Shifting Left addresses these issues

The Shift Left concept moves the focus of data for analytical purposes left in the architecture diagram away from dedicated analytical stores and towards operational systems that are already managing organisations for “business as usual” purposes.

By taking this approach, you can leverage the work you're already doing to provide high quality, secure and governed data for operations in the analytical plane too. The best part is that this leverages work already completed and in progress for operations and so can be applied iteratively and partially and still provide benefit. A departure from the usual large commitments required for physical data movement based approaches.

alt text

Post shift left, the only physical copy of the data resides in the operational system, addressing issues 1 and 2 for the medallion architecture the typical cleaning, filtering and copying that happens in the ETL process has been abstracted to a set of logical operations.

This set of logical operations is easy to modify/expand and any changes are instantly applied to the dataset addressing issues 3. As the analytical view is purely logical - new operational sources and flows are immediately available for analytics - thus solving issue 5.

The way in which shifting left addresses issue 4 is more subtle. In the approach above the single source of truth for data has 2 purposes, supporting operational applications and providing analytical capabilities. This means that either purpose can leverage the security, governance and maintenance practices of the other, doubling the coverage that protects against stale, corrupt and irrelevant data (the data swamp).

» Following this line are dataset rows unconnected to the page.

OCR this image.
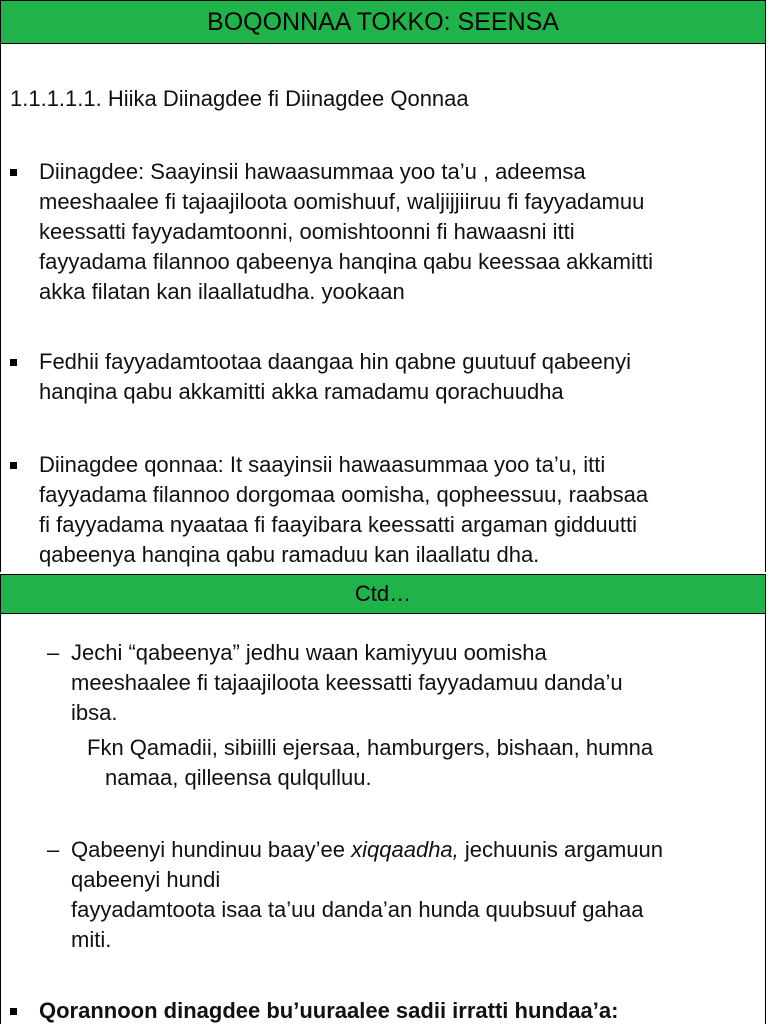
BOQONNAA TOKKO: SEENSA
1.1.1.1.1. Hiika Diinagdee fi Diinagdee Qonnaa
Diinagdee: Saayinsii hawaasummaa yoo ta’u , adeemsa
meeshaalee fi tajaajiloota oomishuuf, waljijjiiruu fi fayyadamuu
keessatti fayyadamtoonni, oomishtoonni fi hawaasni itti
fayyadama filannoo qabeenya hanqina qabu keessaa akkamitti
akka filatan kan ilaallatudha. yookaan
Fedhii fayyadamtootaa daangaa hin qabne guutuuf qabeenyi
hanqina qabu akkamitti akka ramadamu qorachuudha
Diinagdee qonnaa: It saayinsii hawaasummaa yoo ta’u, itti
fayyadama filannoo dorgomaa oomisha, qopheessuu, raabsaa
fi fayyadama nyaataa fi faayibara keessatti argaman gidduutti
qabeenya hanqina qabu ramaduu kan ilaallatu dha.
Ctd…
– Jechi “qabeenya” jedhu waan kamiyyuu oomisha
meeshaalee fi tajaajiloota keessatti fayyadamuu danda’u
ibsa.
Fkn Qamadii, sibiilli ejersaa, hamburgers, bishaan, humna
namaa, qilleensa qulqulluu.
– Qabeenyi hundinuu baay’ee xiqqaadha, jechuunis argamuun
qabeenyi hundi
fayyadamtoota isaa ta’uu danda’an hunda quubsuuf gahaa
miti.
Qorannoon dinagdee bu’uuraalee sadii irratti hundaa’a:
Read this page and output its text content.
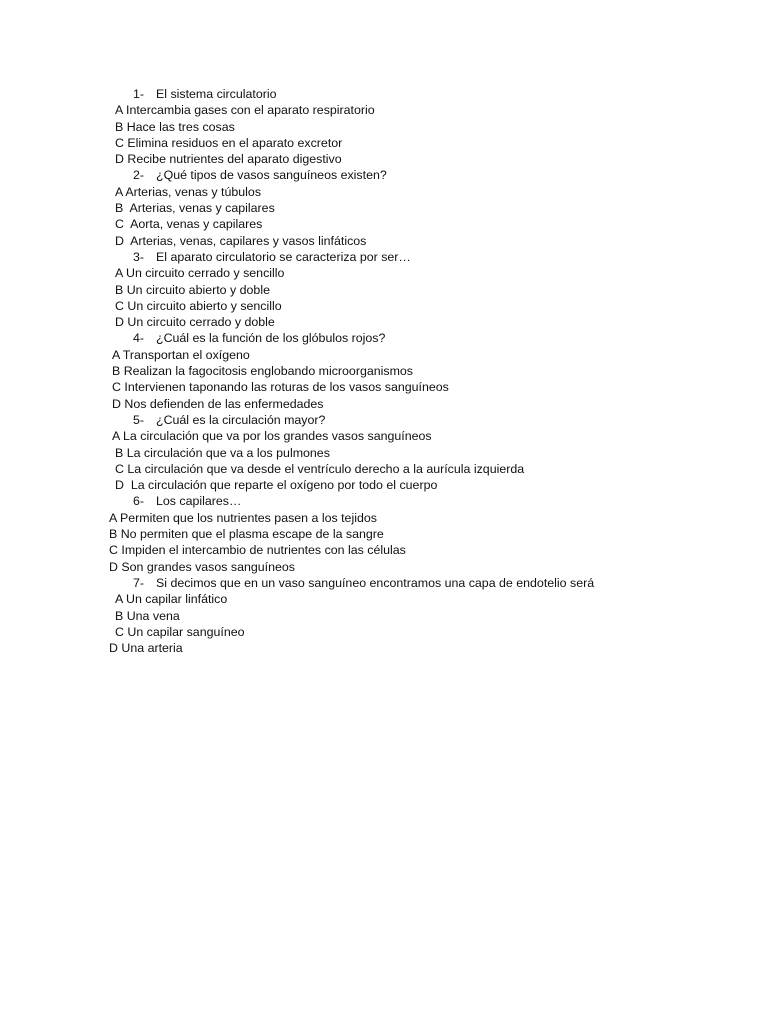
1- El sistema circulatorio
A Intercambia gases con el aparato respiratorio
B Hace las tres cosas
C Elimina residuos en el aparato excretor
D Recibe nutrientes del aparato digestivo
2- ¿Qué tipos de vasos sanguíneos existen?
A Arterias, venas y túbulos
B  Arterias, venas y capilares
C  Aorta, venas y capilares
D  Arterias, venas, capilares y vasos linfáticos
3- El aparato circulatorio se caracteriza por ser…
A Un circuito cerrado y sencillo
B Un circuito abierto y doble
C Un circuito abierto y sencillo
D Un circuito cerrado y doble
4- ¿Cuál es la función de los glóbulos rojos?
A Transportan el oxígeno
B Realizan la fagocitosis englobando microorganismos
C Intervienen taponando las roturas de los vasos sanguíneos
D Nos defienden de las enfermedades
5- ¿Cuál es la circulación mayor?
A La circulación que va por los grandes vasos sanguíneos
B La circulación que va a los pulmones
C La circulación que va desde el ventrículo derecho a la aurícula izquierda
D  La circulación que reparte el oxígeno por todo el cuerpo
6- Los capilares…
A Permiten que los nutrientes pasen a los tejidos
B No permiten que el plasma escape de la sangre
C Impiden el intercambio de nutrientes con las células
D Son grandes vasos sanguíneos
7- Si decimos que en un vaso sanguíneo encontramos una capa de endotelio será
A Un capilar linfático
B Una vena
C Un capilar sanguíneo
D Una arteria
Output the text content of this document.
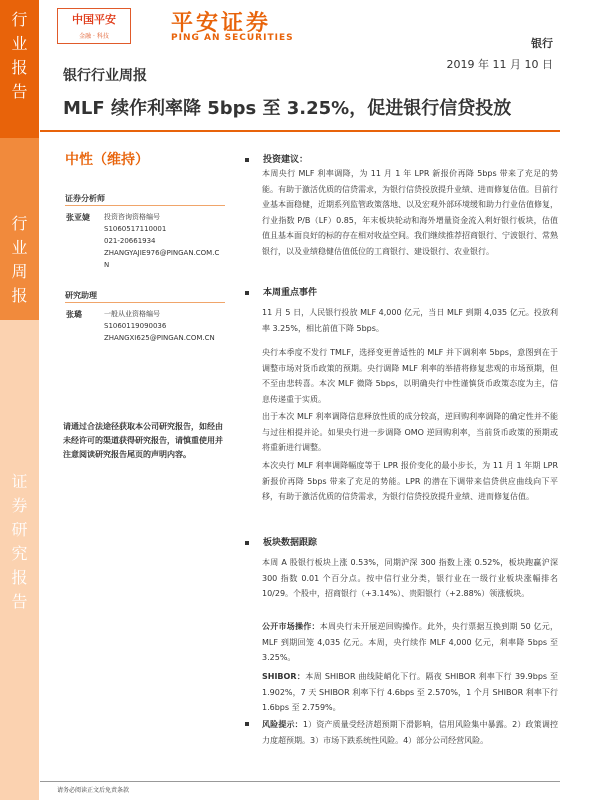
行
业
报
告
行
业
周
报
证
券
研
究
报
告
中国平安
金融 · 科技
平安证券
PING AN SECURITIES	银行
银行行业周报
2019 年 11 月 10 日
MLF 续作利率降 5bps 至 3.25%，促进银行信贷投放
中性（维持）
证券分析师
张亚婕 投资咨询资格编号
S1060517110001
021-20661934
ZHANGYAJIE976@PINGAN.COM.C
N
研究助理
张璐	一般从业资格编号
S1060119090036
ZHANGXI625@PINGAN.COM.CN
请通过合法途径获取本公司研究报告，如经由未经许可的渠道获得研究报告，请慎重使用并注意阅读研究报告尾页的声明内容。
投资建议：
本周央行 MLF 利率调降，为 11 月 1 年 LPR 新报价再降 5bps 带来了充足的势能。有助于激活优质的信贷需求，为银行信贷投放提升业绩、进而修复估值。目前行业基本面稳健，近期系列监管政策落地、以及宏观外部环境缓和助力行业估值修复，行业指数 P/B（LF）0.85，年末板块轮动和海外增量资金流入利好银行板块，估值值且基本面良好的标的存在相对收益空间。我们继续推荐招商银行、宁波银行、常熟银行，以及业绩稳健估值低位的工商银行、建设银行、农业银行。
本周重点事件
11 月 5 日，人民银行投放 MLF 4,000 亿元，当日 MLF 到期 4,035 亿元。投放利率 3.25%，相比前值下降 5bps。
央行本季度不发行 TMLF，选择变更普适性的 MLF 并下调利率 5bps，意图到在于调整市场对货币政策的预期。央行调降 MLF 利率的举措将修复悲观的市场预期，但不至由悲转喜。本次 MLF 微降 5bps，以明确央行中性谨慎货币政策态度为主，信息传递重于实质。
出于本次 MLF 利率调降信息释放性质的成分较高，逆回购利率调降的确定性并不能与过往相提并论。如果央行进一步调降 OMO 逆回购利率，当前货币政策的预期或将重新进行调整。
本次央行 MLF 利率调降幅度等于 LPR 报价变化的最小步长，为 11 月 1 年期 LPR 新报价再降 5bps 带来了充足的势能。LPR 的潜在下调带来信贷供应曲线向下平移，有助于激活优质的信贷需求，为银行信贷投放提升业绩、进而修复估值。
板块数据跟踪
本周 A 股银行板块上涨 0.53%，同期沪深 300 指数上涨 0.52%，板块跑赢沪深 300 指数 0.01 个百分点。按中信行业分类，银行业在一级行业板块涨幅排名 10/29。个股中，招商银行（+3.14%）、贵阳银行（+2.88%）领涨板块。
公开市场操作：本周央行未开展逆回购操作。此外，央行票据互换到期 50 亿元，MLF 到期回笼 4,035 亿元。本周，央行续作 MLF 4,000 亿元，利率降 5bps 至 3.25%。
SHIBOR：本周 SHIBOR 曲线陡峭化下行。隔夜 SHIBOR 利率下行 39.9bps 至 1.902%，7 天 SHIBOR 利率下行 4.6bps 至 2.570%，1 个月 SHIBOR 利率下行 1.6bps 至 2.759%。
风险提示：1）资产质量受经济超预期下滑影响，信用风险集中暴露。2）政策调控力度超预期。3）市场下跌系统性风险。4）部分公司经营风险。
请务必阅读正文后免责条款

Note: Cleaning and filtering processes are relevant to operational systems too so could be handled by stream processing and written back to the operational store. You will often find that you are already doing this work to power non analytical applications.

Stream Table Duality

The major difference between a traditional ETL based approach and the Shift Left approach championed here is the storage format for the data. Operational stores typically favour the stream, an unbounded and continuous flow of data whereas analytical stores favour the table, a bounded and point in time view. Thankfully the concepts embodied in these two views are interoperable so that, once more, only logical constructs are required to switch between them:

Operational Unit Analytical Unit Description
Cluster Namespace Each Operations cluster is represented as an analytical namespace to indicate the separation of resources between them.
Topic Table As logical collections of data points both topics and tables are equivalent.
Message Row An individual message within a topic can be viewed as a row within a table when combined with a schema to indicate a consistent structure.
Message field Column A field within an event streaming message represents a single attribute of a datapoint, A similar concept to a column within a table row.

In Summary

Shifting left creates a single source of truth for the entire data estate that is clean, reliable and well maintained. It seamlessly combines concerns from operational and analytical workers and customers into a flow that reduces complexity and cost and improves consistency and scope of data available. Shift left decentralises the responsibility for datasets away from central data stores and technology focused teams into the hands of those that are close to the generation and usage of the data. Empowering those that understand the data best with the tools to manipulate and represent it.